To realize the FFMPC, online feed and product characterization is necessary. NIR spectroscopy is a way to carry out fast TBP curve determination; it is therefore included in Figure 13. Regardless of whether NIR, NMR, or Raman spectroscopy is selected for the task, the signal flow suggested in Figure 13 would keep the product quality stable within the desired range as shown in this work, in addition to saving energy and extending the catalyst life.

4. Conclusions

In this study, four data-driven models were derived and tested in an FFMPC structure for an industrial hydrocracker. Regarding data fitting capability, the ARX model is better than the state-space, SVM regression, and DNN alternatives. Aligned with its lower RMSE value, the ARX model performs the best in the FFMPC. In addition to keeping the quality indicator in the desired range, it lowers the reactor temperature. By decreasing the heat load, the suggested FFMPC structure using the ARX model saves 6.2% of the energy required for the preheating furnace. The influence of expected savings can be appreciated considering that the furnace is the highest energy consuming equipment in this process.

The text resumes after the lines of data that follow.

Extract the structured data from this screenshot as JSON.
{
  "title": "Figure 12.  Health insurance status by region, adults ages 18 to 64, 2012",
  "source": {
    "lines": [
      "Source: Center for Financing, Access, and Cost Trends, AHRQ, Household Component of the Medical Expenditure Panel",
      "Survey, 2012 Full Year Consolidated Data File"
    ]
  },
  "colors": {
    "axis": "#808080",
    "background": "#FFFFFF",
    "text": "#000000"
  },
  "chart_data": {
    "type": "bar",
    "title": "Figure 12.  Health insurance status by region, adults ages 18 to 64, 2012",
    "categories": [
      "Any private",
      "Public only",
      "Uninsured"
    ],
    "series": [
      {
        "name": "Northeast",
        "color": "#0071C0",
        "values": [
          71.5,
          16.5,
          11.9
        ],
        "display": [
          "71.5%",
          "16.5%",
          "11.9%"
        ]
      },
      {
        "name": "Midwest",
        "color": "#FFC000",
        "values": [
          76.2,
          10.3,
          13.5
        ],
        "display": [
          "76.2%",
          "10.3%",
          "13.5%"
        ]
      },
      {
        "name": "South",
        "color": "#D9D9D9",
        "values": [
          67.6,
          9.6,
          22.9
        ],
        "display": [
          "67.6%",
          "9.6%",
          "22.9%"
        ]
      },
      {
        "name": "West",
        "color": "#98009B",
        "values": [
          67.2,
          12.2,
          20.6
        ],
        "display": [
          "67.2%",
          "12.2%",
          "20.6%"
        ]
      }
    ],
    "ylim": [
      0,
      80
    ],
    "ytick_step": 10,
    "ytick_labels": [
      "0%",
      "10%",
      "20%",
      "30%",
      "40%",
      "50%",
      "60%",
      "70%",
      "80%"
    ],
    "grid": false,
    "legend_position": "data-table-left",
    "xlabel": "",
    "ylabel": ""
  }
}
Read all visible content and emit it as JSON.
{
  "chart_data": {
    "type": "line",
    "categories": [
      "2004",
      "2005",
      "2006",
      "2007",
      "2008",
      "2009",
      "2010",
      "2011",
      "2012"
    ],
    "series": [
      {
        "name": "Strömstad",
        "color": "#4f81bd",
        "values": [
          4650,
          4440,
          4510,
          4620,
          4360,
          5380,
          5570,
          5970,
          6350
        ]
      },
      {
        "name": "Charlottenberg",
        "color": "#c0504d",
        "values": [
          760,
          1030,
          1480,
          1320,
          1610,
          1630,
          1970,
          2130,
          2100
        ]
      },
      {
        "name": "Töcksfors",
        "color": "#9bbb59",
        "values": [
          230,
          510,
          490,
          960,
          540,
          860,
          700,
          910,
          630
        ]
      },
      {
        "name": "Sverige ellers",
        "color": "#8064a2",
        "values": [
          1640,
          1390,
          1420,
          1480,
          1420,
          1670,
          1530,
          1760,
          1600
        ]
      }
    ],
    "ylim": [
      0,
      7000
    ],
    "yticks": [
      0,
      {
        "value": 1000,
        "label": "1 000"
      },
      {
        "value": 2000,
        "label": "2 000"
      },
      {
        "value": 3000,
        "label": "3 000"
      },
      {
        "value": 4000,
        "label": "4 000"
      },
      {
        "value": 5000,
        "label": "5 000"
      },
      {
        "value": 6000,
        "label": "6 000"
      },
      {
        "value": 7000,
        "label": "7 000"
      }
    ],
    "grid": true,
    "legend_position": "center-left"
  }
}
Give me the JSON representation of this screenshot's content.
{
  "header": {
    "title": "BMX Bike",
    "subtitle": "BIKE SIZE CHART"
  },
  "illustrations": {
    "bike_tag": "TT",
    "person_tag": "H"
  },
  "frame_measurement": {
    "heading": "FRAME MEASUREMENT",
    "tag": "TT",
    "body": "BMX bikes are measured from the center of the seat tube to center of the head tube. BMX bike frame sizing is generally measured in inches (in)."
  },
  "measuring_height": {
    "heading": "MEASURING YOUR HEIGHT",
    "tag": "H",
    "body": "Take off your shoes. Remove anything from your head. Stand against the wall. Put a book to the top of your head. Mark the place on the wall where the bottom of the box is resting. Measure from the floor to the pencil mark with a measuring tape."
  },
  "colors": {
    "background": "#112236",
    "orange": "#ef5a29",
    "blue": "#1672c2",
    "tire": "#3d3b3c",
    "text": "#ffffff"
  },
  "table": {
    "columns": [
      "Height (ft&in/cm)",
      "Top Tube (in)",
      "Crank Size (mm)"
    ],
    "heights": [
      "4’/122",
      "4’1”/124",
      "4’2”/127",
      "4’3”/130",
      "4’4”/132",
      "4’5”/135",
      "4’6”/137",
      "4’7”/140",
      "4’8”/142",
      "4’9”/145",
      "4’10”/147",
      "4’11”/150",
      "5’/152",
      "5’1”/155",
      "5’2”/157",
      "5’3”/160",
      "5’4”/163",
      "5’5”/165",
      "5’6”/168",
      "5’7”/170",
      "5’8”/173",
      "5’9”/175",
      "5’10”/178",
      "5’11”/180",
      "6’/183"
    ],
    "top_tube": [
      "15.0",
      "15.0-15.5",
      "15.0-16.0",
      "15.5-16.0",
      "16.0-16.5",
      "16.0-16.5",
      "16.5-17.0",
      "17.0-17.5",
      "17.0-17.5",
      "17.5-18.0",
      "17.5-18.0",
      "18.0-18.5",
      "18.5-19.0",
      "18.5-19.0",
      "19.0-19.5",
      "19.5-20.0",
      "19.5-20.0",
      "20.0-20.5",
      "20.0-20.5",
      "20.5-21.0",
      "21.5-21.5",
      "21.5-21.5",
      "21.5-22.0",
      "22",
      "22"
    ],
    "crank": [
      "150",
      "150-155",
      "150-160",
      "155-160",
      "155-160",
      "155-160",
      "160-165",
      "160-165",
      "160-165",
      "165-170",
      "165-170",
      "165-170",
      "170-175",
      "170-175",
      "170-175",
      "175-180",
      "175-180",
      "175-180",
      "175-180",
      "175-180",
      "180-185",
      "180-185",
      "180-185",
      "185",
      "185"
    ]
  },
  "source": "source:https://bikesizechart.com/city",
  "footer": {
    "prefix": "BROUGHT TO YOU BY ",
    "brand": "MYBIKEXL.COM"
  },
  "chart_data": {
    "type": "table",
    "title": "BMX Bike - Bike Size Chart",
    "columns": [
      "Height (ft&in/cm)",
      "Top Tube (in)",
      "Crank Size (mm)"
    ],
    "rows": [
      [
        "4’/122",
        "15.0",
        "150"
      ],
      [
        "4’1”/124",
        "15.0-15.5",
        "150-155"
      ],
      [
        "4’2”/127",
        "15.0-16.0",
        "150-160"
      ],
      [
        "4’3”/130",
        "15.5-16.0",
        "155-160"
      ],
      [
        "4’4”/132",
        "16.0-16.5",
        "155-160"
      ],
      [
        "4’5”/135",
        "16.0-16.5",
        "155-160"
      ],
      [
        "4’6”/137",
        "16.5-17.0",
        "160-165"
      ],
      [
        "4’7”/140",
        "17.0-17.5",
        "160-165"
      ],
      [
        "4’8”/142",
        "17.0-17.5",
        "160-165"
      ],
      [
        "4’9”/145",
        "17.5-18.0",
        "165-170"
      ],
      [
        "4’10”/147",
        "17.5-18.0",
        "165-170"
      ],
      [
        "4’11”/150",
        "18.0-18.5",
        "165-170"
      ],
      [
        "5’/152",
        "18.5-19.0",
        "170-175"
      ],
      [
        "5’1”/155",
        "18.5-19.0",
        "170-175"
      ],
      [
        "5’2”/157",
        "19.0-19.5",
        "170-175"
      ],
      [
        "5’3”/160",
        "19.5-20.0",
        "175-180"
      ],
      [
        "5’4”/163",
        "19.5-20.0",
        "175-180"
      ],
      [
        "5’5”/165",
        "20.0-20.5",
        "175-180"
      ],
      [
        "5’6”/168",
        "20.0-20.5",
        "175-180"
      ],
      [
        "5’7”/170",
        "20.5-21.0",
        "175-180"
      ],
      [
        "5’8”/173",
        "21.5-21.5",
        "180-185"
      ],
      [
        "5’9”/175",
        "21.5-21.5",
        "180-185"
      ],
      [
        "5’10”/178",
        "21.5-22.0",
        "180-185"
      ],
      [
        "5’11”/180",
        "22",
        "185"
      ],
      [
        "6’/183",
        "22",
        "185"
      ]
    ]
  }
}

The temperature difference between the reactors is sufficiently low to ensure equal catalyst aging, and the lower temperatures delay degradation. The currently used expert based systems disregard the feed quality, causing product giveaway and operation at high temperatures. This work proves the importance of hydrocracker feed characterization and its use in control systems by demonstrating it with an FFMPC. The suggested structure achieves better product quality, lower furnace heat duty, and longer catalyst life. It is shown that FFMPC can ensure a lower energy-footprint hydrocracking process. Considering the petro- and bio-refineries’ total production capacity and their need for hydrocracking, this work presents the feasibility of FFMPC implementation in an industrial setup. Further work can focus on fine tuning the weight factors of the objective function for each model separately to reach their individual best performances and assess the further loss reduction potential.